We notice that the R² value of the RandomForest model is only 0.0484, which is very low compared to expectations. R² (the coefficient of determination) is an important metric for evaluating how well the model fits the actual data. The closer the R² value is to 1.0, the better the model explains the variability in the data. Conversely, a value close to 0, like in this case, indicates that the model explains only a very small portion of the data's variability.

With an R² value of 0.0484, this suggests that the RandomForest model performs very poorly in predicting or explaining the changes in the data.

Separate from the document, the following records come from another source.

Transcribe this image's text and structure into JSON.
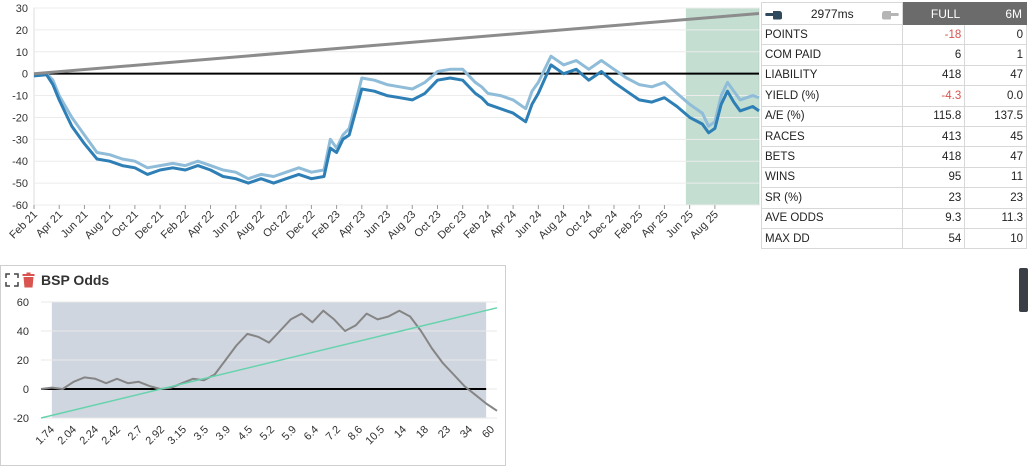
{
  "toolbar": {
    "timer": "2977ms"
  },
  "stats": {
    "col_full": "FULL",
    "col_6m": "6M",
    "rows": [
      {
        "label": "POINTS",
        "full": "-18",
        "m6": "0",
        "full_neg": true
      },
      {
        "label": "COM PAID",
        "full": "6",
        "m6": "1"
      },
      {
        "label": "LIABILITY",
        "full": "418",
        "m6": "47"
      },
      {
        "label": "YIELD (%)",
        "full": "-4.3",
        "m6": "0.0",
        "full_neg": true
      },
      {
        "label": "A/E (%)",
        "full": "115.8",
        "m6": "137.5"
      },
      {
        "label": "RACES",
        "full": "413",
        "m6": "45"
      },
      {
        "label": "BETS",
        "full": "418",
        "m6": "47"
      },
      {
        "label": "WINS",
        "full": "95",
        "m6": "11"
      },
      {
        "label": "SR (%)",
        "full": "23",
        "m6": "23"
      },
      {
        "label": "AVE ODDS",
        "full": "9.3",
        "m6": "11.3"
      },
      {
        "label": "MAX DD",
        "full": "54",
        "m6": "10"
      }
    ]
  },
  "panel": {
    "title": "BSP Odds"
  },
  "chart_data": [
    {
      "type": "line",
      "ylim": [
        -60,
        30
      ],
      "yticks": [
        30,
        20,
        10,
        0,
        -10,
        -20,
        -30,
        -40,
        -50,
        -60
      ],
      "xlabels": [
        "Feb 21",
        "Apr 21",
        "Jun 21",
        "Aug 21",
        "Oct 21",
        "Dec 21",
        "Feb 22",
        "Apr 22",
        "Jun 22",
        "Aug 22",
        "Oct 22",
        "Dec 22",
        "Feb 23",
        "Apr 23",
        "Jun 23",
        "Aug 23",
        "Oct 23",
        "Dec 23",
        "Feb 24",
        "Apr 24",
        "Jun 24",
        "Aug 24",
        "Oct 24",
        "Dec 24",
        "Feb 25",
        "Apr 25",
        "Jun 25",
        "Aug 25"
      ],
      "x_month_range": [
        0,
        57.5
      ],
      "highlight_months": [
        51.7,
        57.5
      ],
      "colors": {
        "pl": "#2e7fb5",
        "pl_light": "#8fbcd8",
        "trend": "#8c8c8c",
        "highlight": "#9ccab4"
      },
      "series": [
        {
          "key": "pl_light",
          "x": [
            0,
            1,
            1.5,
            2,
            2.5,
            3,
            4,
            5,
            6,
            7,
            8,
            9,
            10,
            11,
            12,
            13,
            14,
            15,
            16,
            17,
            18,
            19,
            20,
            21,
            22,
            23,
            23.5,
            24,
            24.5,
            25,
            26,
            27,
            28,
            29,
            30,
            31,
            32,
            33,
            34,
            35,
            35.5,
            36,
            37,
            38,
            39,
            39.5,
            40,
            41,
            42,
            43,
            44,
            45,
            46,
            47,
            48,
            49,
            50,
            51,
            52,
            53,
            53.5,
            54,
            54.5,
            55,
            55.5,
            56,
            57,
            57.5
          ],
          "y": [
            -1,
            0,
            -3,
            -10,
            -15,
            -20,
            -28,
            -36,
            -37,
            -39,
            -40,
            -43,
            -42,
            -41,
            -42,
            -40,
            -42,
            -44,
            -45,
            -48,
            -46,
            -47,
            -45,
            -43,
            -45,
            -44,
            -30,
            -34,
            -28,
            -25,
            -2,
            -3,
            -5,
            -6,
            -7,
            -4,
            1,
            2,
            2,
            -4,
            -6,
            -9,
            -10,
            -12,
            -16,
            -8,
            -4,
            8,
            4,
            6,
            2,
            6,
            2,
            -2,
            -5,
            -6,
            -4,
            -9,
            -14,
            -18,
            -24,
            -22,
            -10,
            -4,
            -8,
            -12,
            -10,
            -11
          ]
        },
        {
          "key": "pl",
          "x": [
            0,
            1,
            1.5,
            2,
            2.5,
            3,
            4,
            5,
            6,
            7,
            8,
            9,
            10,
            11,
            12,
            13,
            14,
            15,
            16,
            17,
            18,
            19,
            20,
            21,
            22,
            23,
            23.5,
            24,
            24.5,
            25,
            26,
            27,
            28,
            29,
            30,
            31,
            32,
            33,
            34,
            35,
            35.5,
            36,
            37,
            38,
            39,
            39.5,
            40,
            41,
            42,
            43,
            44,
            45,
            46,
            47,
            48,
            49,
            50,
            51,
            52,
            53,
            53.5,
            54,
            54.5,
            55,
            55.5,
            56,
            57,
            57.5
          ],
          "y": [
            -1,
            -0.5,
            -5,
            -12,
            -18,
            -24,
            -32,
            -39,
            -40,
            -42,
            -43,
            -46,
            -44,
            -43,
            -44,
            -42,
            -44,
            -47,
            -48,
            -50,
            -48,
            -50,
            -48,
            -46,
            -48,
            -47,
            -34,
            -36,
            -30,
            -28,
            -7,
            -8,
            -10,
            -11,
            -12,
            -9,
            -3,
            -2,
            -3,
            -9,
            -11,
            -14,
            -16,
            -18,
            -22,
            -14,
            -9,
            4,
            0,
            2,
            -3,
            1,
            -4,
            -8,
            -12,
            -13,
            -11,
            -15,
            -20,
            -23,
            -27,
            -25,
            -14,
            -8,
            -13,
            -17,
            -15,
            -17
          ]
        },
        {
          "key": "trend",
          "x": [
            0,
            57.5
          ],
          "y": [
            0,
            27.5
          ]
        }
      ]
    },
    {
      "type": "line",
      "title": "BSP Odds",
      "ylim": [
        -20,
        60
      ],
      "yticks": [
        60,
        40,
        20,
        0,
        -20
      ],
      "categories": [
        "1.74",
        "2.04",
        "2.24",
        "2.42",
        "2.7",
        "2.92",
        "3.15",
        "3.5",
        "3.9",
        "4.5",
        "5.2",
        "5.9",
        "6.4",
        "7.2",
        "8.6",
        "10.5",
        "14",
        "18",
        "23",
        "34",
        "60"
      ],
      "highlight_range": [
        1,
        41
      ],
      "colors": {
        "pl": "#858585",
        "trend": "#66d3ad",
        "highlight": "#c8cfd9"
      },
      "series": [
        {
          "key": "pl",
          "x": [
            0,
            1,
            2,
            3,
            4,
            5,
            6,
            7,
            8,
            9,
            10,
            11,
            12,
            13,
            14,
            15,
            16,
            17,
            18,
            19,
            20,
            21,
            22,
            23,
            24,
            25,
            26,
            27,
            28,
            29,
            30,
            31,
            32,
            33,
            34,
            35,
            36,
            37,
            38,
            39,
            40,
            41,
            42
          ],
          "y": [
            0,
            1,
            0,
            5,
            8,
            7,
            4,
            7,
            4,
            5,
            2,
            0,
            1,
            4,
            7,
            6,
            10,
            20,
            30,
            38,
            36,
            32,
            40,
            48,
            52,
            46,
            54,
            48,
            40,
            44,
            52,
            48,
            50,
            54,
            50,
            40,
            28,
            18,
            10,
            2,
            -4,
            -10,
            -15
          ]
        },
        {
          "key": "trend",
          "x": [
            0,
            42
          ],
          "y": [
            -20,
            56
          ]
        }
      ]
    }
  ]
}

Specifically, the model explains only about 4.84% of the data's variability, meaning that it has not captured the important relationships between the factors in the dataset.

Here, we observe that two columns have a significant impact on the **Rating**, which are **Number of Votes** and **Runtime**. Specifically, **Number of Votes** has a correlation coefficient of **0.540540**, indicating that the more votes a movie receives, the higher its rating tends to be. This reflects the idea that movies with a larger viewership and more voter participation often receive higher ratings.

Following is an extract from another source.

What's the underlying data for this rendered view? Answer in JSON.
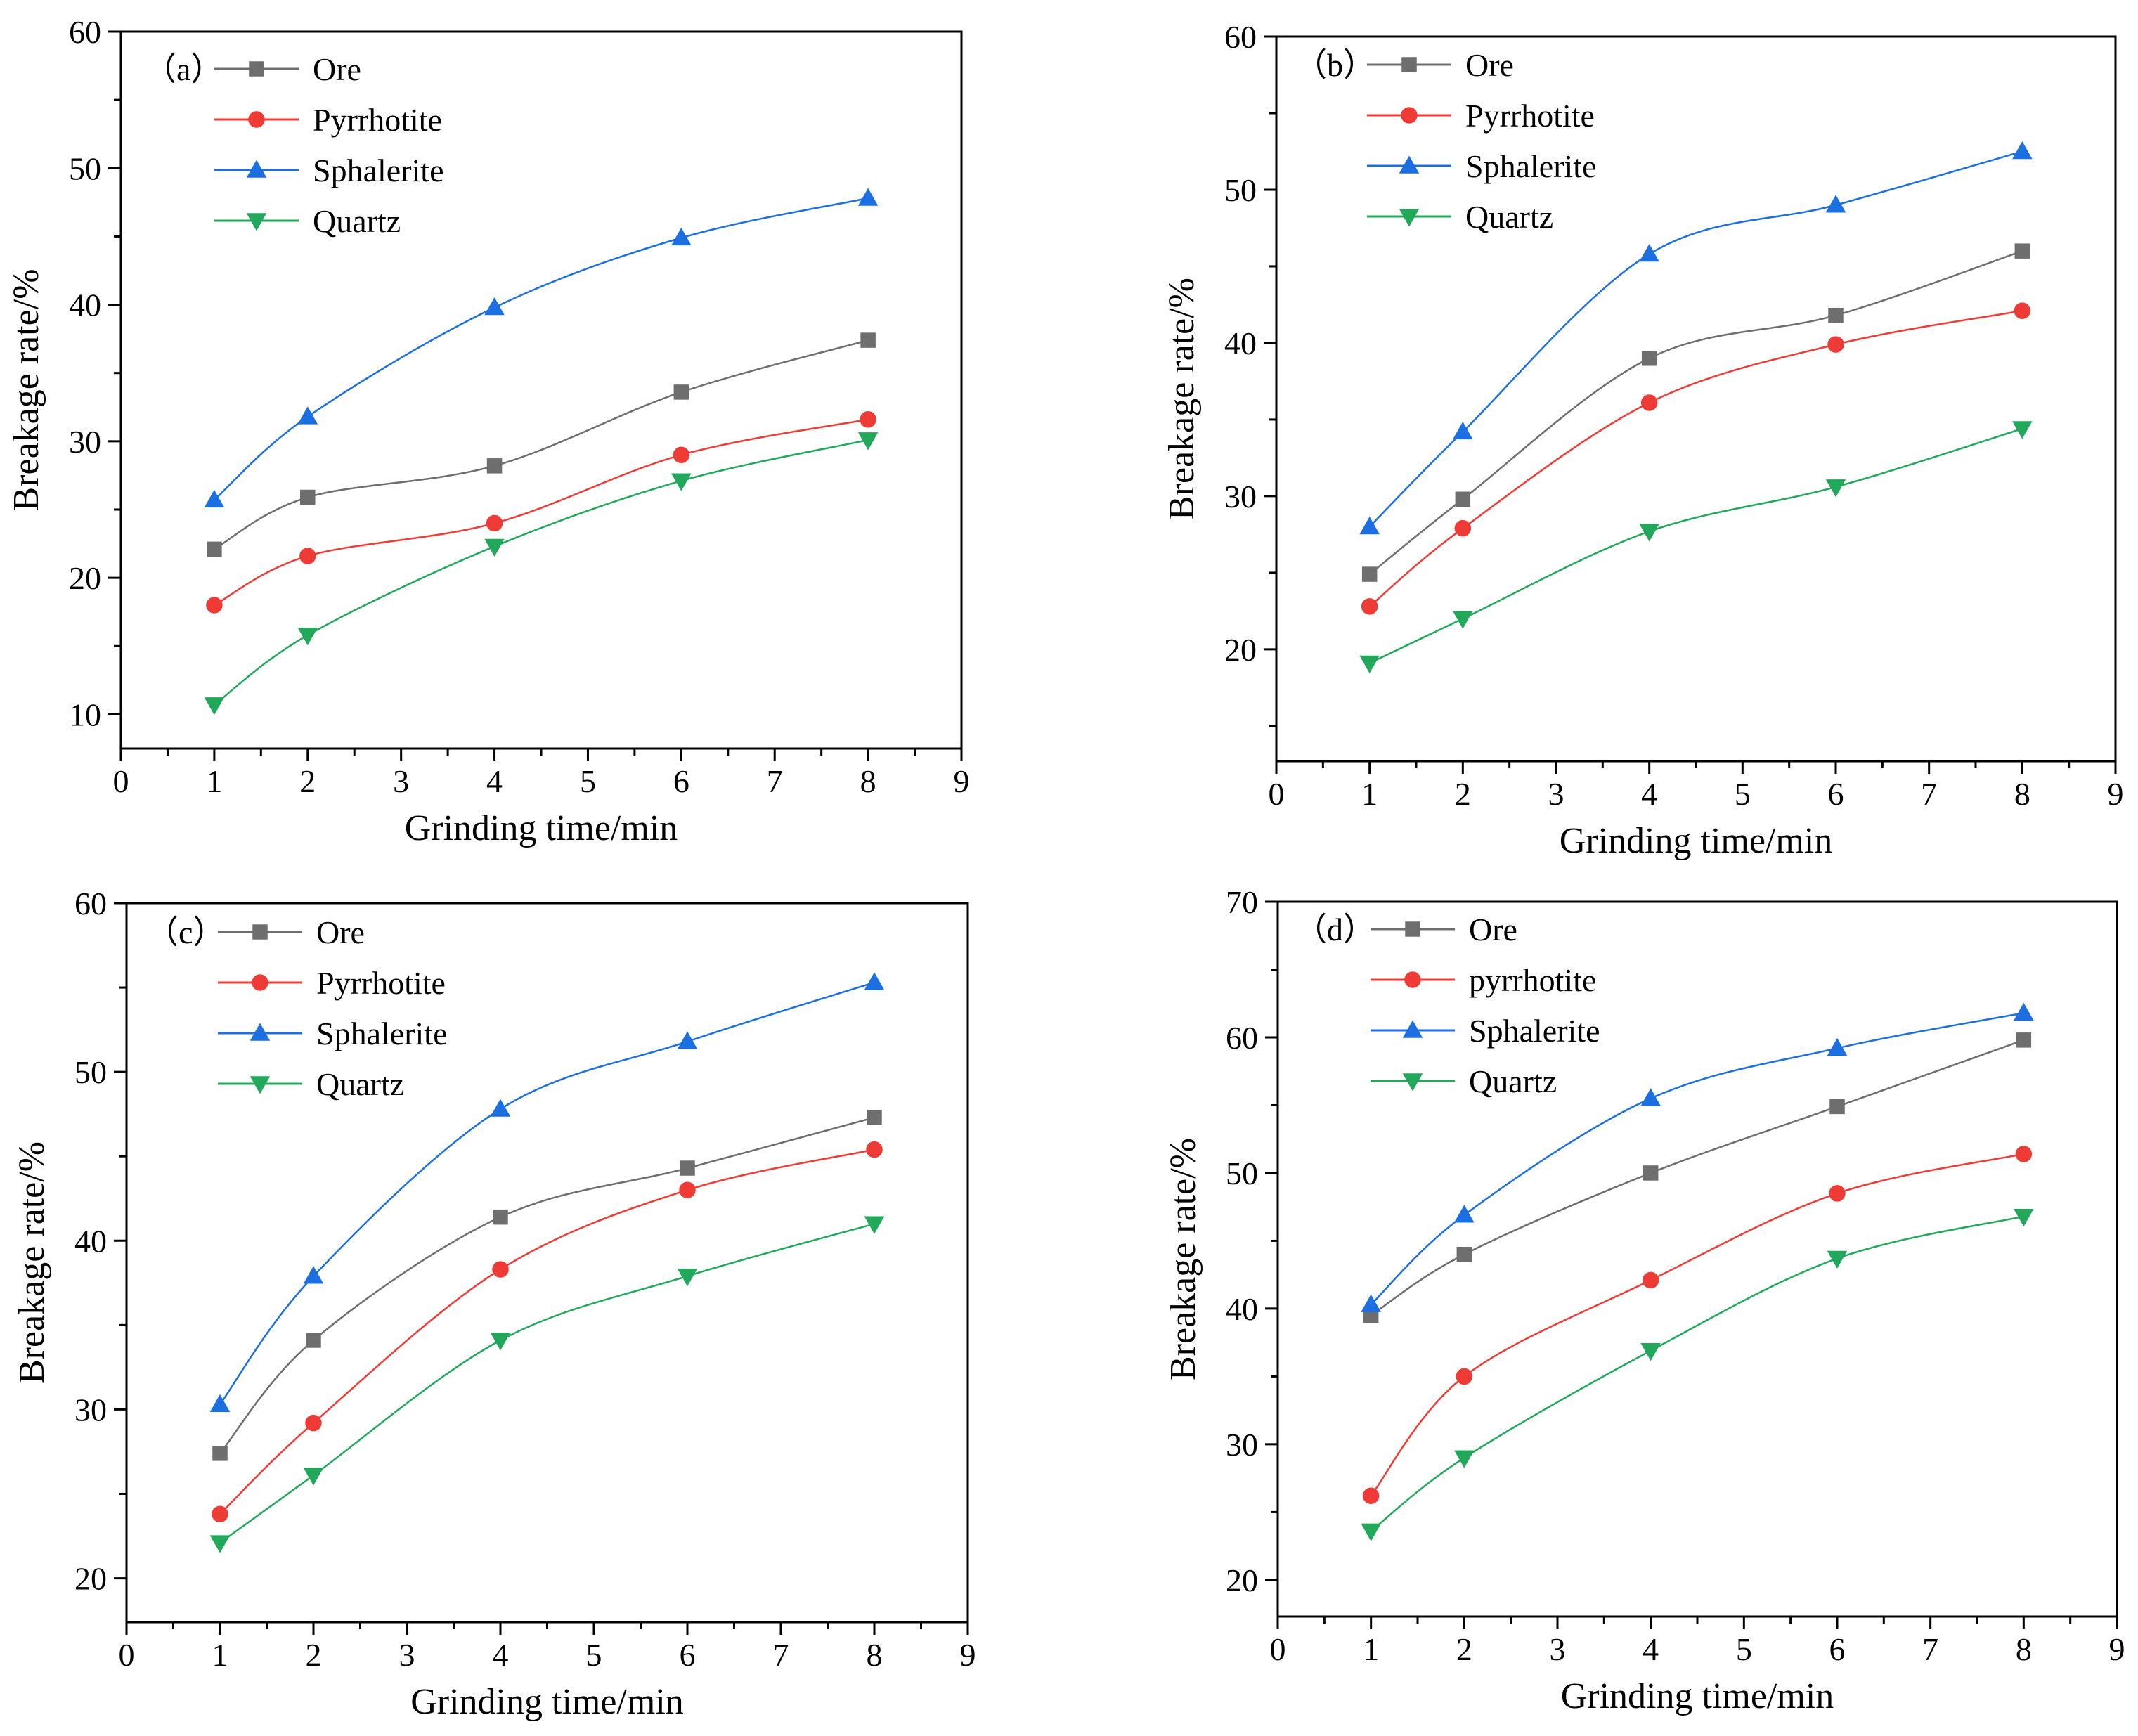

Additionally, **Runtime** also has a notable influence, with a correlation coefficient of **0.382493**. This suggests that the movie's duration plays an important role in shaping the viewer's rating. Movies with an appropriate runtime—neither too long nor too short—tend to receive higher ratings, as viewers may feel more comfortable while watching them. These factors together contribute to the overall rating given by the audience for the films.

# Optimization: 
<br>You can add some values such as:
- **n_estimators**: The number of trees in the forest. Increasing this value can improve the model's performance but also increases computation time. However, after a certain number of trees, the performance may not change much.
- **max_depth**: The maximum depth of each tree. Limiting the depth can help reduce overfitting.
- **min_samples_split**: The minimum number of samples required to split a node. Increasing this value can help reduce model complexity.
- **min_samples_leaf**: The minimum number of samples required at each leaf. This helps reduce overfitting by avoiding overly detailed splits.
- **max_features**: The maximum number of features to consider at each split. Limiting the number of features can help reduce model complexity.
- **bootstrap**: Specifies whether to use bootstrap sampling (sampling with replacement). Try both True and False to see the effect on the results.